10.2 Given Processor’s size, audits under 10.1 may be satisfied by Processor providing written responses to a security questionnaire and evidence of its Subprocessors’ own certifications, rather than an on-site audit, unless the Company reasonably requires otherwise (e.g. following a Personal Data Breach).
11. Data Transfer
11.1 Company Personal Data may be transferred to and processed by the Subprocessors listed in Schedule 2, including in the United States, where such transfer is necessary to provide the Services.
11.2 Where a Subprocessor is located outside the EEA, Processor shall ensure the transfer is protected by an adequate safeguard recognized under GDPR Chapter V, such as the EU-US Data Privacy Framework, Standard Contractual Clauses, or an adequacy decision, as already provided in each Subprocessor’s own data processing terms (see Schedule 2).
12. General Terms
12.1 Confidentiality. Each Party shall keep confidential all information received about the other Party in connection with this Agreement, and shall not disclose it except as required by law or where it is already public.
12.2 Notices. Notices under this Agreement shall be sent to the contact details on file for the Company’s account, or to info@staymaker.app for notices to Processor.
13. Governing Law and Jurisdiction
13.1 This Agreement is governed by the laws of Germany.
13.2 Any dispute arising from this Agreement that the Parties cannot resolve amicably shall be submitted to the exclusive jurisdiction of the courts of Münster, Germany, subject to appeal to the Oberlandesgericht Hamm.
Schedule 1: Details of Processing
- Subject matter: Provision of the Staymaker Platform to the Company.

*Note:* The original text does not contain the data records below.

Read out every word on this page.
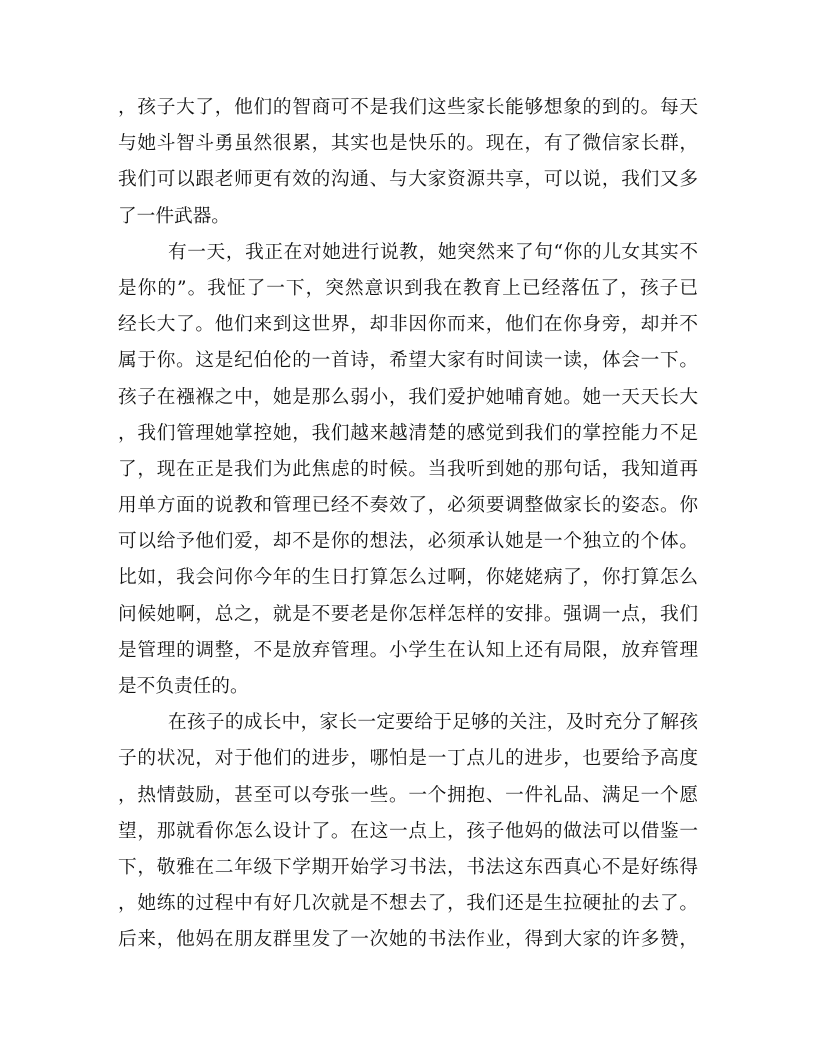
，孩子大了，他们的智商可不是我们这些家长能够想象的到的。每天
与她斗智斗勇虽然很累，其实也是快乐的。现在，有了微信家长群，
我们可以跟老师更有效的沟通、与大家资源共享，可以说，我们又多
了一件武器。
有一天，我正在对她进行说教，她突然来了句“你的儿女其实不
是你的”。我怔了一下，突然意识到我在教育上已经落伍了，孩子已
经长大了。他们来到这世界，却非因你而来，他们在你身旁，却并不
属于你。这是纪伯伦的一首诗，希望大家有时间读一读，体会一下。
孩子在襁褓之中，她是那么弱小，我们爱护她哺育她。她一天天长大
，我们管理她掌控她，我们越来越清楚的感觉到我们的掌控能力不足
了，现在正是我们为此焦虑的时候。当我听到她的那句话，我知道再
用单方面的说教和管理已经不奏效了，必须要调整做家长的姿态。你
可以给予他们爱，却不是你的想法，必须承认她是一个独立的个体。
比如，我会问你今年的生日打算怎么过啊，你姥姥病了，你打算怎么
问候她啊，总之，就是不要老是你怎样怎样的安排。强调一点，我们
是管理的调整，不是放弃管理。小学生在认知上还有局限，放弃管理
是不负责任的。
在孩子的成长中，家长一定要给于足够的关注，及时充分了解孩
子的状况，对于他们的进步，哪怕是一丁点儿的进步，也要给予高度
，热情鼓励，甚至可以夸张一些。一个拥抱、一件礼品、满足一个愿
望，那就看你怎么设计了。在这一点上，孩子他妈的做法可以借鉴一
下，敬雅在二年级下学期开始学习书法，书法这东西真心不是好练得
，她练的过程中有好几次就是不想去了，我们还是生拉硬扯的去了。
后来，他妈在朋友群里发了一次她的书法作业，得到大家的许多赞，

- Duration: For as long as the Company has an active Staymaker account, plus the deletion period in Section 9.
- Nature and purpose of processing: Hosting, storage, transmission, and display of data needed to run cleaning and maintenance task assignment, scheduling, team chat, and push notifications for the Company’s properties.
- Categories of data subjects: The Company (host) and its team members (cleaners, maintenance staff) invited to the Company’s Staymaker account.
- Categories of personal data: Name, email address, phone number (if provided), account credentials, task and schedule data, in-app chat messages, device push-notification tokens, and usage/log data.
- Special categories of personal data: None.
Schedule 2: Authorized Subprocessors
- Supabase, Inc. — Database, authentication, backend hosting, and file storage. Location: European Union (project configured for EU-region hosting). Safeguard: Supabase DPA (SCCs cover any incidental access from Supabase’s US-based staff).
- Vercel Inc. — Web application hosting. Location: United States. Safeguard: Vercel DPA (SCCs).
- Plus Five Five, Inc. (Resend) — Transactional email delivery. Location: United States. Safeguard: Resend DPA, EU-US Data Privacy Framework certified.
- Functional Software, Inc. (Sentry) — Error monitoring and crash reporting. Location: United States. Safeguard: Sentry DPA (SCCs).
Execution
Because this DPA applies on a click-through basis, it takes effect when the Customer accepts the Principal Agreement, and no separate signature is required. Where a Customer requires a separately countersigned copy, the block below may be completed.
For Staymaker: Name: Emil Dellert. Title: Owner.
For Customer: Name, title, and date as recorded on the Customer’s Staymaker account at the time the Principal Agreement is accepted.